Eugene’s role in this ongoing Irish success story shouldn’t be forgotten though. The same for Timmy Harnedy. And Eugene’s younger brother, Richard. All three Skibbereen rowers are Olympians, and all three are key figures in The Gary & Paul O’Donovan Story. Eugene and Co were heroes to a generation at the club, including Gary and Paul. Eugene is also a two-time Olympian, having travelled to the 2000 Games in Sydney as a replacement.

‘We always looked up to them. The likes of Eugene Coakley and Timmy Harnedy, they were our heroes. What they were doing, competing in world championships and Olympics, seemed achievable because these lads were local. Not someone like Usain Bolt, who might as well have been superman,’ Gary explained before. Eugene’s success at international level showed that rowers from Skibbereen could mix it with the best in the world. He won silver at the World U23s in 2001, silver at the senior Worlds in 2005, was a Rowing World Cup champion in 2006, and a bronze medallist at the senior Worlds in 2006.

Consistently, he performed at the highest level and showed a pathway existed from the River Ilen to every major international regatta in the world – that’s an important part in the Skibbereen rowing jigsaw.

Life could have been very different for Eugene if that Irish lightweight four had fulfilled their potential in 2004, but he’s not dwelling on the what-ifs.

‘We served our apprenticeship in 2003 and should have been ready to be on the podium in 2004 but, look, shit happens, no one died, life goes on,’ he says – and that’s the mentality that saw Small Euge, his nickname as a kid, mature into one of Ireland’s finest rowers of the noughties.

In rowing, different people bring different qualities to the boat. Eugene considered himself a metronome, pulling the same stroke over and over again. Modestly, he says he was a dependable rower, but he was more than that – he was a natural rower, with great technique, built with incredible endurance and, crucially, who didn’t slow down the boat between strokes.
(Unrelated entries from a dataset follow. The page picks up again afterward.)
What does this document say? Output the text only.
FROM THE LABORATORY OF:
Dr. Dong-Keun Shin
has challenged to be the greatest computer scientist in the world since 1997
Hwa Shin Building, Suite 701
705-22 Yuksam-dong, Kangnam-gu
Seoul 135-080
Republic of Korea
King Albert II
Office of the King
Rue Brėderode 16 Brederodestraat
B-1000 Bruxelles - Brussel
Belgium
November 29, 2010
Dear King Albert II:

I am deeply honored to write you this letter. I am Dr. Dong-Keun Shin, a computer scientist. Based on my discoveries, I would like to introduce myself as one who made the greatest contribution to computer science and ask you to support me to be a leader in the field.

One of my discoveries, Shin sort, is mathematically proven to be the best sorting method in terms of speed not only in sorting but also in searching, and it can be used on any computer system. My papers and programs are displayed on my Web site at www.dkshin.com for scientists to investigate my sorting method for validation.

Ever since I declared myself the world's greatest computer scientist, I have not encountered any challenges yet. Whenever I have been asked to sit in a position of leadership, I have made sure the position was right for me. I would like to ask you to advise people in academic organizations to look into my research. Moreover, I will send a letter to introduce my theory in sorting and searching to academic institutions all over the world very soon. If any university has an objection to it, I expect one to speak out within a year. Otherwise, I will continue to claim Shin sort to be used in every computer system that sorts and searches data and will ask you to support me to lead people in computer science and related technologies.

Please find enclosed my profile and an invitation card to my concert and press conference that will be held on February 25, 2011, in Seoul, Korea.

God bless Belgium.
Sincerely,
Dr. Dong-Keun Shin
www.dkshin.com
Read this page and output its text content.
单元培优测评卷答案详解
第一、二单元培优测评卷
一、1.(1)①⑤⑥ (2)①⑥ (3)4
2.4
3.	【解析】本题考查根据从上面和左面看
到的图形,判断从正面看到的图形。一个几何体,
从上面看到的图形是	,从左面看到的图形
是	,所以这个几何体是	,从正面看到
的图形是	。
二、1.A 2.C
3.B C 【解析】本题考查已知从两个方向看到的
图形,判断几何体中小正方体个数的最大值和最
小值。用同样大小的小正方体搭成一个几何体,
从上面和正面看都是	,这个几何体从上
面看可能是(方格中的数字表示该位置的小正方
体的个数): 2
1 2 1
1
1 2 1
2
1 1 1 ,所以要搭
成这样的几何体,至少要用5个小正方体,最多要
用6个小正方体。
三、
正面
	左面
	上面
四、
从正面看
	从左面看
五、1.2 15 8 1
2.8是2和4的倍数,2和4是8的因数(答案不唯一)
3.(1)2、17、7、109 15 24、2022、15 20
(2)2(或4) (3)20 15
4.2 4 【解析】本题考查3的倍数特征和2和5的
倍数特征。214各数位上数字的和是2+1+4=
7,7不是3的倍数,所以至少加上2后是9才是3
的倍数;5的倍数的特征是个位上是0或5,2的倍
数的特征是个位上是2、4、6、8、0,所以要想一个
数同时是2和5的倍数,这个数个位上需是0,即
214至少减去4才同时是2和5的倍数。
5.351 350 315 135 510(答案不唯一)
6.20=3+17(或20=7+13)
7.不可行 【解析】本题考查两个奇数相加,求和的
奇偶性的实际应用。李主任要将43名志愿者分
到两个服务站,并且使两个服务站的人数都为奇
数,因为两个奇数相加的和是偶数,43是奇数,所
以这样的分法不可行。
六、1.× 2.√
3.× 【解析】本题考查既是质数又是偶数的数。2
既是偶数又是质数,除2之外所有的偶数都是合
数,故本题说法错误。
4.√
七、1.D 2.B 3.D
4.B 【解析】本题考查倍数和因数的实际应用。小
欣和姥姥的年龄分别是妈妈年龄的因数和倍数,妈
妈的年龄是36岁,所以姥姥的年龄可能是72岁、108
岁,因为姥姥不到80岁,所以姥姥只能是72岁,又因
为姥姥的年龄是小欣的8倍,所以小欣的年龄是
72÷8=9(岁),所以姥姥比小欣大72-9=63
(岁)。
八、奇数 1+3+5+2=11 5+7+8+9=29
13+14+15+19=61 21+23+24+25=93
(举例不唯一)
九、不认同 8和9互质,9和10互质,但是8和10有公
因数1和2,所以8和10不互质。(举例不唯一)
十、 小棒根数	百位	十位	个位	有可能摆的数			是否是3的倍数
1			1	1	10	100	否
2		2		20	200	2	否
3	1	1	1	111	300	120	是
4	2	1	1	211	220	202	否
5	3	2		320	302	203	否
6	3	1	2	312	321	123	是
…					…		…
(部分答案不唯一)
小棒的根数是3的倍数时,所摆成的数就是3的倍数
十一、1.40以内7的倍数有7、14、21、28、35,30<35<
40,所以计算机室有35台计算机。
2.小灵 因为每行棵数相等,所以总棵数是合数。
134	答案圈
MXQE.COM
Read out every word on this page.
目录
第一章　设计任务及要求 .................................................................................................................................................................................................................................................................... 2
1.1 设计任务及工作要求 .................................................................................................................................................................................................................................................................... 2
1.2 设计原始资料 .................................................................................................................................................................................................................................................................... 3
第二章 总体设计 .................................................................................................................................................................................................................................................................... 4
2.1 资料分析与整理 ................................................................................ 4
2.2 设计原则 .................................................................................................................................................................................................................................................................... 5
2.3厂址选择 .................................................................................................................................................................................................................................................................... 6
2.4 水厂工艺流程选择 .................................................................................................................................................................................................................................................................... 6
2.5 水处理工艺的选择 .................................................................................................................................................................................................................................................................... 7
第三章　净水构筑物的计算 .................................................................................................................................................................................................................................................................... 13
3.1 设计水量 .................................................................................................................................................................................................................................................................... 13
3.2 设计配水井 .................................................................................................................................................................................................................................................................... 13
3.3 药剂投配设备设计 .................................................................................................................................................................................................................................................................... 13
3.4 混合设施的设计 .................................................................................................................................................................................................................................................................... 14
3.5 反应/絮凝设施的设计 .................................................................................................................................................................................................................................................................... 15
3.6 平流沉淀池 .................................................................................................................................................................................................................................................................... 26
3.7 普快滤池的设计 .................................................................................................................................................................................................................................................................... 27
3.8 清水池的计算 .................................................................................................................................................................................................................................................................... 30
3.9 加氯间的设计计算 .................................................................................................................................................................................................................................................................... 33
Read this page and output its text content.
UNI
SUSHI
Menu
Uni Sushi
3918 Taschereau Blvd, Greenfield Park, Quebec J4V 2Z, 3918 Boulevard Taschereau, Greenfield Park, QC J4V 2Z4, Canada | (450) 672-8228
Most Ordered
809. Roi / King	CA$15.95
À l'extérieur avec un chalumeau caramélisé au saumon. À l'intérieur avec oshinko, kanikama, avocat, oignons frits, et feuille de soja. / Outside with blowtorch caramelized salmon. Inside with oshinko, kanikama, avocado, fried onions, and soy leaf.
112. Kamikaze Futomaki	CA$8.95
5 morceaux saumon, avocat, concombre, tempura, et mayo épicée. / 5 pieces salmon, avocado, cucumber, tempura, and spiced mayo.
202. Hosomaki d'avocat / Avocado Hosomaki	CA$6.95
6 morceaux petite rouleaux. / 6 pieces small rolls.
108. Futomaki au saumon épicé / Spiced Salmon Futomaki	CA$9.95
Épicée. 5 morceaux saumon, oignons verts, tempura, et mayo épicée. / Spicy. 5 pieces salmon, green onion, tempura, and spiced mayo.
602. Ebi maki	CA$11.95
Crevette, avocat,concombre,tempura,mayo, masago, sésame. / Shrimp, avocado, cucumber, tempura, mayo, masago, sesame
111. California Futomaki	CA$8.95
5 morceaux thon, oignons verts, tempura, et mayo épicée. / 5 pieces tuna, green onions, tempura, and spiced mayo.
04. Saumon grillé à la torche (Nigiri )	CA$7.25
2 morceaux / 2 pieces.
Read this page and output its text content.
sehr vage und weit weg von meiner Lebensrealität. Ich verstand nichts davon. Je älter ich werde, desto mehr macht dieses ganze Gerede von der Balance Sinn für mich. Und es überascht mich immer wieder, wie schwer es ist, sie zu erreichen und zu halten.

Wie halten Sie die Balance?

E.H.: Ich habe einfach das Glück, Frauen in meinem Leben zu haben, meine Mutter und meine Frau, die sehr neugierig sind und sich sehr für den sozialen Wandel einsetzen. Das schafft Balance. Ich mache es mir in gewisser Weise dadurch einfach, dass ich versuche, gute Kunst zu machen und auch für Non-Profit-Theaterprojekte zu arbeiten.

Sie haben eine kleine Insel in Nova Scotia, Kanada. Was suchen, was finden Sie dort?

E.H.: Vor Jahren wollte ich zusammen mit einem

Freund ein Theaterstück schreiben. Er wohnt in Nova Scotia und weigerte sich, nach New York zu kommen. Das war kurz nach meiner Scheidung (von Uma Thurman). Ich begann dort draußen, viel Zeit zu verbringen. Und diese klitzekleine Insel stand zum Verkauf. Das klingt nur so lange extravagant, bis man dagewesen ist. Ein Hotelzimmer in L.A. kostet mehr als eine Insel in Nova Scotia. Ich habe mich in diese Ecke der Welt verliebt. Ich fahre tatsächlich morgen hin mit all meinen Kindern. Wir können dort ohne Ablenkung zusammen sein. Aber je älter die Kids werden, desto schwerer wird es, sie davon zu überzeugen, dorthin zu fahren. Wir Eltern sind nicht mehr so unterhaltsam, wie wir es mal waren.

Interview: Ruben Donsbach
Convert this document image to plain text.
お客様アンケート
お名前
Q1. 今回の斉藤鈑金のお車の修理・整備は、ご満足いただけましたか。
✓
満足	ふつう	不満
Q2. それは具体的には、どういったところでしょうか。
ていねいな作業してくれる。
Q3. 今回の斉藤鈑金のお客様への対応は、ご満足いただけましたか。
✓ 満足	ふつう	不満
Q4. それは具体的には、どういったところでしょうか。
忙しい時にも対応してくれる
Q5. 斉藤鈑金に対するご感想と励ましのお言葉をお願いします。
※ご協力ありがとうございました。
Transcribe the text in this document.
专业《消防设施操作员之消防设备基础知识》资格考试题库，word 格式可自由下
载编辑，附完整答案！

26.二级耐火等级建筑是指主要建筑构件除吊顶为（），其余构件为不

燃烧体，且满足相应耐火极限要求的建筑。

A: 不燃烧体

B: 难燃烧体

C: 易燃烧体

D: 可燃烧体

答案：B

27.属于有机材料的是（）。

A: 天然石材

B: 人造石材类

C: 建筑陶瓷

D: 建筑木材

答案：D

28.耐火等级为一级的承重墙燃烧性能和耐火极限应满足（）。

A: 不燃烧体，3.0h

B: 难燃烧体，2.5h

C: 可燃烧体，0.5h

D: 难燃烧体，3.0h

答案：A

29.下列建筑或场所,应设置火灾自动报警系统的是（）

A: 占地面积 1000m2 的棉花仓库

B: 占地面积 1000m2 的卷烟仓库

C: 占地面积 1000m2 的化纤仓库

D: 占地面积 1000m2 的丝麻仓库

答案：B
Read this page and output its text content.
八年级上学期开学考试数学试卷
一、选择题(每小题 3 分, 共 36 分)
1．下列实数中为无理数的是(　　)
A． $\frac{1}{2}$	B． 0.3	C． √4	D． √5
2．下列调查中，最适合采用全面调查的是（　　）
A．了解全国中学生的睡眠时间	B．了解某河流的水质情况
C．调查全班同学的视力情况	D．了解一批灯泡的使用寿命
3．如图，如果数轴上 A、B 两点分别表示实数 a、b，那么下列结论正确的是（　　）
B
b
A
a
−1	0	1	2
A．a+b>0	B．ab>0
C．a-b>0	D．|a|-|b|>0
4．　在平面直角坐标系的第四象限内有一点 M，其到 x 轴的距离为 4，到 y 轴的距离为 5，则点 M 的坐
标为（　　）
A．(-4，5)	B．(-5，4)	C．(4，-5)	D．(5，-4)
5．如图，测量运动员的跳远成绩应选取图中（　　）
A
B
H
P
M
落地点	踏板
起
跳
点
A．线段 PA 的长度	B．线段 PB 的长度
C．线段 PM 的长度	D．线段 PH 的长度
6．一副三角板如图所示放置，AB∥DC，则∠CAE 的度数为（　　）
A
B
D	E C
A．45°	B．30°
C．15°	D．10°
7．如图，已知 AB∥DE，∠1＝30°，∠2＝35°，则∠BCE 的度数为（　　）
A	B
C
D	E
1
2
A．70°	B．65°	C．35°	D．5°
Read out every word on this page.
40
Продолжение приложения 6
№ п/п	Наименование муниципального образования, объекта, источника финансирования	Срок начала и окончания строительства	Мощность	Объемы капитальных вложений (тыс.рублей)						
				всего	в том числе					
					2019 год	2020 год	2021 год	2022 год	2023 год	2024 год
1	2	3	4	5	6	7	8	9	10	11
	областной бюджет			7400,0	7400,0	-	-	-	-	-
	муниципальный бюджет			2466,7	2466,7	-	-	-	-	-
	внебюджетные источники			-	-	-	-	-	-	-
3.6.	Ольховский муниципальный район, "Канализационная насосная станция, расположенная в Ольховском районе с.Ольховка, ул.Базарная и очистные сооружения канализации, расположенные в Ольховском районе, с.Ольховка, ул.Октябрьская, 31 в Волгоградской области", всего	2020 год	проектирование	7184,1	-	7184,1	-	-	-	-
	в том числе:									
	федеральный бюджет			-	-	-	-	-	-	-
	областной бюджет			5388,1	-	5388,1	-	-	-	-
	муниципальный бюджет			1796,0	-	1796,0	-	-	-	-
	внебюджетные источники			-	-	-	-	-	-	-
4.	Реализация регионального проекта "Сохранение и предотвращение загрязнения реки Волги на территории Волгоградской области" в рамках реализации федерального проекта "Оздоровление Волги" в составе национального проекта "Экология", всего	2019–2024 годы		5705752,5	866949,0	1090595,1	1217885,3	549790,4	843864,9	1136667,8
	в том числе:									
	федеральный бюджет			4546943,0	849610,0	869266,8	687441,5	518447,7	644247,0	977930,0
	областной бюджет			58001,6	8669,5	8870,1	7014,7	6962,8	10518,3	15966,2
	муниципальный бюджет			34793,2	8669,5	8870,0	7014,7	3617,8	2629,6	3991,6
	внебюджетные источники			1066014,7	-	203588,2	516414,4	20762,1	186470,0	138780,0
He was good enough to represent Ireland at senior level for most of a decade, and his story and the knock-on effect on Skibbereen and Irish rowing shouldn’t be forgotten. The same applies to Timmy Harnedy and Richard Coakley. To a generation, when they hear of Skibbereen Rowing Club, it’s Gary and Paul – first names, only – that spring to mind, and that’s understandable given their profile which came off the back of their 2016 Olympic success, but the building blocks were laid by the generation before who came closer than most realise to creating Irish rowing history.